Molecular tests such as chromosomal analysis, fluorescent in situ hybridization (FISH), PCR, and cell surface antigens (eg, in lymphomas, leukemias, lung, and GI cancers) help delineate the origin of metastatic cancers, particularly for cancers of unknown primary origin, and may be helpful in selecting therapy.


Once a histologic diagnosis is made, staging (ie, determination of the extent of disease) helps in treatment decision-making and influences prognosis. Clinical staging uses data from the history, physical examination, imaging tests, laboratory tests, and biopsy of bone marrow, lymph nodes, or other sites of suspected disease. For staging of specific neoplasms, see details in the organ-relevant chapter.

Imaging tests

Imaging tests, especially CT, PET, and MRI, can detect metastases to brain, lungs, or abdominal viscera, including the adrenal glands, retroperitoneal lymph nodes, liver, and spleen. MRI (with gadolinium contrast) is the procedure of choice for recognition and evaluation of brain tumors, both primary and metastatic. PET scanning is increasingly being used to determine the metabolic activity of a suspect lymph node or mass. Integrated PET–CT can be valuable, especially in lung, head and neck, and breast cancer and in lymphoma.

Ultrasonography can be used to study breast, orbital, thyroid, cardiac, pericardial, hepatic, pancreatic, renal, testicular, and retroperitoneal masses. It may guide percutaneous biopsies and differentiate fluid-filled cysts from solid masses.

Nuclear scans can identify several types of metastases. Bone scans identify abnormal bone growth (ie, osteoblastic activity) before it is visible on plain x-ray. Thus, this technique is useless in neoplasms that are purely lytic (eg, multiple myeloma); routine bone x-rays are the study of choice in such diseases.

Laboratory tests

Serum chemistries and enzymes may help staging. Elevated liver enzyme (alkaline phosphatase, LDH, ALT) levels and elevated bilirubin levels suggest the presence of liver metastases. Elevated alkaline phosphatase and serum Ca may be the first evidence of bone metastases. Elevated BUN or creatinine levels may indicate an obstructive uropathy secondary to a pelvic mass, intrarenal obstruction from tubular precipitation of myeloma protein, or uric acid nephropathy from lymphoma or other cancers. Elevated uric acid levels often occur in patients with rapidly proliferating tumors and in those with myeloproliferative and lymphoproliferative disorders.

Invasive tests

Mediastinoscopy (see Mediastinoscopy and Mediastinotomy) is especially valuable in the staging of non–small cell lung cancer. When mediastinal lymph node involvement is found, patients may benefit from initial chemoradiation and subsequent tumor resection.
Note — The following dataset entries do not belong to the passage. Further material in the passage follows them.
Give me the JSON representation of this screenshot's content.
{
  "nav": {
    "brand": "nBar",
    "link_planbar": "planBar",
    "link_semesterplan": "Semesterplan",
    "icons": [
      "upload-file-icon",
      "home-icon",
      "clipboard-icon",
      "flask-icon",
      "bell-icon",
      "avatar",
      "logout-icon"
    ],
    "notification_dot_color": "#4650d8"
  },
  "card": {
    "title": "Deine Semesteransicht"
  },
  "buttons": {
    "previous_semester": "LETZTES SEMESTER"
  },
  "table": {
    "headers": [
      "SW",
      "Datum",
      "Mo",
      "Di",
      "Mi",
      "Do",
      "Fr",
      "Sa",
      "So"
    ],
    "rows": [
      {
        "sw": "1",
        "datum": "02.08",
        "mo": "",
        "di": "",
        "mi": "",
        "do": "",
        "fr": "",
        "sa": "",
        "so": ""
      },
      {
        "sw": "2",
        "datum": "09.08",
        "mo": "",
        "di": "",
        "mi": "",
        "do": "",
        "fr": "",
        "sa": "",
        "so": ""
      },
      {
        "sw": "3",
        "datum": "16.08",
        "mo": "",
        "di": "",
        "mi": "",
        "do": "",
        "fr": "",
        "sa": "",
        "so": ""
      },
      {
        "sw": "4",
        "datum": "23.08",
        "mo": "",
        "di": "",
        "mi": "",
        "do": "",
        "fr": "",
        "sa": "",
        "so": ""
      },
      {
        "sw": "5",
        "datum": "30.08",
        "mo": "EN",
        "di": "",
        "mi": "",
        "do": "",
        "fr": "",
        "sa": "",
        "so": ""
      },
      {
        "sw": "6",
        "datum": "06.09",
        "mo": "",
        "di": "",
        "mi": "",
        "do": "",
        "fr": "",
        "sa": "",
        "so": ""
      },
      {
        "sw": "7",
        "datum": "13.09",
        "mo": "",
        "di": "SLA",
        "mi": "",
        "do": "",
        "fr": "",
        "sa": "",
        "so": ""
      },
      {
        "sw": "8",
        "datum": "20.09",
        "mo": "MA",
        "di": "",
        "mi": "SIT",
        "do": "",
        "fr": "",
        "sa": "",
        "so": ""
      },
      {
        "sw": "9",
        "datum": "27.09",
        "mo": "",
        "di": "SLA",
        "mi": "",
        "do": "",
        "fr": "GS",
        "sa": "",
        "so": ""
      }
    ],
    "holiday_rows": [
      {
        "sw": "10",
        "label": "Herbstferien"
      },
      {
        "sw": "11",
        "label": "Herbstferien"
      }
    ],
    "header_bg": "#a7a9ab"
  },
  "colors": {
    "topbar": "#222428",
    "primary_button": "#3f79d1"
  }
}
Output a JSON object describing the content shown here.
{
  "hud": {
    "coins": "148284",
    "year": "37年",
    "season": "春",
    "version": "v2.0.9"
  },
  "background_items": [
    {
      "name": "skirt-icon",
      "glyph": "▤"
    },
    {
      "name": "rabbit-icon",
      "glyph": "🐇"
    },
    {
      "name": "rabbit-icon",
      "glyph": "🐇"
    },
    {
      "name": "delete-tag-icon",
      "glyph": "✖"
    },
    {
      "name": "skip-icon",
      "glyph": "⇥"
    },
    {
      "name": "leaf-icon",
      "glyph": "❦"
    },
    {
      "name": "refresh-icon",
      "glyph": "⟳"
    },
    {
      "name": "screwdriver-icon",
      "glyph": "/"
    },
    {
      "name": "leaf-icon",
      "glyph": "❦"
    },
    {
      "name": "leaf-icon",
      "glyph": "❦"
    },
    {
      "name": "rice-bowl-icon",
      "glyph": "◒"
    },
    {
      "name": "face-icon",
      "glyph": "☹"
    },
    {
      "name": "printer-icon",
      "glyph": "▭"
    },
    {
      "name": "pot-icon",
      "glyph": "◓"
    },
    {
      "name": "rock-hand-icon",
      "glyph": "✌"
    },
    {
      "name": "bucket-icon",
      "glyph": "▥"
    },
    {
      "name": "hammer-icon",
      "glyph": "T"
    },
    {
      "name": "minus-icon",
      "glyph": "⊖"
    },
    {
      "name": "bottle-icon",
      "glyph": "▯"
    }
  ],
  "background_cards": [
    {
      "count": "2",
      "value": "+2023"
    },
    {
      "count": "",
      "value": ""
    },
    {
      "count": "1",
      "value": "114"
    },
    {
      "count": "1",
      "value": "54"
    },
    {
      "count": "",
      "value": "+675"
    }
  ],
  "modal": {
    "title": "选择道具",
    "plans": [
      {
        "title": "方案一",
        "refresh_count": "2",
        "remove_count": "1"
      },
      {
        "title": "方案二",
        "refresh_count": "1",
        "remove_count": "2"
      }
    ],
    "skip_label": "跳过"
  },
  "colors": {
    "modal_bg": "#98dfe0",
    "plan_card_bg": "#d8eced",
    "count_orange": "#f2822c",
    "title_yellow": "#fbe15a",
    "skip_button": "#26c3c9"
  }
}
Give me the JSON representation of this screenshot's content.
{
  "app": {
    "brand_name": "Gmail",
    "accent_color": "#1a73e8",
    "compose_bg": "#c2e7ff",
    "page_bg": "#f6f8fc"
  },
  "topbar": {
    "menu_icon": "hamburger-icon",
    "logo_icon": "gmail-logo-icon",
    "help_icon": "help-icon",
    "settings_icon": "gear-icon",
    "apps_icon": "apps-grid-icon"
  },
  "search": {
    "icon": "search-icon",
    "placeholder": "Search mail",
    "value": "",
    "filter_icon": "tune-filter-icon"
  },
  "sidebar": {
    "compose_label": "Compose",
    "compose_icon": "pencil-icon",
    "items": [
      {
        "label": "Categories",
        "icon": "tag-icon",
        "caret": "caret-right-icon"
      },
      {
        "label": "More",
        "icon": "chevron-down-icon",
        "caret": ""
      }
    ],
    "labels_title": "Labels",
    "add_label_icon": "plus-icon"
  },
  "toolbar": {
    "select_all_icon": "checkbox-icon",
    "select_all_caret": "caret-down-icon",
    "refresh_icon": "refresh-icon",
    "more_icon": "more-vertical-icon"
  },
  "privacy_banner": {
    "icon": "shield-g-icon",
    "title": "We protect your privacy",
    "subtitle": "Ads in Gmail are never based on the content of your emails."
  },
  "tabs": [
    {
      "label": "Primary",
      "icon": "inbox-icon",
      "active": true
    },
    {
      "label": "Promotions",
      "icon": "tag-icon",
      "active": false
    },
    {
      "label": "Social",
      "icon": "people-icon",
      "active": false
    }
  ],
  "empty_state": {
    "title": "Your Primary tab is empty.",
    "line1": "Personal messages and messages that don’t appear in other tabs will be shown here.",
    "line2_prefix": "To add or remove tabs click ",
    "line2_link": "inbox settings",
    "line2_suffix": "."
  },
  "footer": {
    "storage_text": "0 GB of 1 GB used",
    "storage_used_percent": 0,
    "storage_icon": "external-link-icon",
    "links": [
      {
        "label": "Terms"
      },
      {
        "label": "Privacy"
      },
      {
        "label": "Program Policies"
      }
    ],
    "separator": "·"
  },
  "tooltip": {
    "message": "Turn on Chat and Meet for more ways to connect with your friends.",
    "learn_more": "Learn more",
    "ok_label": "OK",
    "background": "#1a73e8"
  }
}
Bone marrow aspiration and biopsy are especially useful in detecting metastases from malignant lymphomas and small cell lung cancer. Bone marrow biopsy is positive at diagnosis in 50 to 70% of patients with malignant lymphoma (low and intermediate grade) and in 15 to 18% of patients with small cell lung cancer. Bone marrow biopsy should be done in patients with unexplained hematologic abnormalities (ie, anemia, thrombocytopenia, pancytopenia).

Biopsy of regional lymph nodes is part of the evaluation of many tumors, such as breast, lung, or colon cancers. Removal of a sentinel lymph node (as defined by uptake of dye or radioactivity injected into the tumor site) may allow limited but definitive lymph node sampling.